Io domino i profondi desideri dell’anima 

Dal 25 al 30 aprile

Nacque in questi giorni il duca di Wellington, che a Waterloo assestò il colpo definitivo alle ambizioni imperiali di Napoleone, e si dedicò poi serenamente all’amministrazione delle colonie indiane; nacquero sotto il Serafino Kahethe’el anche Edward Gibbon, l’autore della monumentale Storia del declino e della caduta dell’impero romano, e Saddam Hussein, che volle un impero e finì per distruggersi, pressando troppo i popoli dell’Iraq con il suo pesante regime. E per quanto diversissimi tra loro, sia il duca, sia lo storico, sia il dittatore rappresentano altrettanti aspetti del principale talento dei Kahethe’el, che è quello di saper criticare spietatamente i sogni – i propri o quelli altrui, per loro non fa differenza. Come fossero tutti quanti lettori appassionati di Gibbon, anche i più idealisti tra i protetti di questo Serafino hanno la tendenza, l’ansia anzi, di individuare in qualsiasi ideale i sintomi della sua fatale decadenza, e di potersi impedire così di crederci. Come Wellington, provano un senso di sollievo più o meno dissimulato ogni volta che qualche idolo ormai invecchiato cade, che qualche sogno che ha fatto il suo tempo si infrange: «Lo sapevo, io» dicono annuendo, e si sentono saggi e in pace con se stessi. Come un Saddam, infine, rischiano di eccedere nel tener d’occhio e frenare il proprio animo e l’animo di chi vive con loro, perché sogni e speranze non vi prendano piede.
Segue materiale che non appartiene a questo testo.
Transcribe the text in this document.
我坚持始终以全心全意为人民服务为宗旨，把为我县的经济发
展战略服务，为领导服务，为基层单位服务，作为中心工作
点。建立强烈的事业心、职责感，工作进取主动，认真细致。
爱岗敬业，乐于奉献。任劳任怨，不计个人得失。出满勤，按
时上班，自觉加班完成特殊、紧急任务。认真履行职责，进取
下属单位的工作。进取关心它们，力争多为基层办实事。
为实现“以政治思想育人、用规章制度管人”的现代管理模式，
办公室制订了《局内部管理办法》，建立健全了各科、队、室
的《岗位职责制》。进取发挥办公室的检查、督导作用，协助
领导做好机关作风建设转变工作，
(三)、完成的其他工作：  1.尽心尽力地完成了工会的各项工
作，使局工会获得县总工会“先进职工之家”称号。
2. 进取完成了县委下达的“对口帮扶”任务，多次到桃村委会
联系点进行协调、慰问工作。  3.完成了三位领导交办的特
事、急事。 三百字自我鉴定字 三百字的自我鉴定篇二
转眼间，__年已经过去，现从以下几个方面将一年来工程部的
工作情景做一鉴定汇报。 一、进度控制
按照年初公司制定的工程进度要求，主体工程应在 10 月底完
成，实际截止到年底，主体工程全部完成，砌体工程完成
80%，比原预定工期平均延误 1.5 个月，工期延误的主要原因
Oppure il rischio è che osino, azzardino qualche ambizione – in gioventù specialmente, e fino ai quarant’anni al massimo –, e in quei momenti appaiono affascinanti, brillanti, belli anche nel fisico, pieni di fiducia nel loro prossimo e ricambiati da eguale fiducia, complimentati, e tanto radiosi da dissolvere ogni forza ostile, visibile o invisibile, che possa trovarsi nel loro raggio d’azione; ma intanto è come se segretamente scommettessero contro se stessi; e riscuotono poi la vincita sottoforma di sconfitta e di «Lo sapevo, io», anche qui.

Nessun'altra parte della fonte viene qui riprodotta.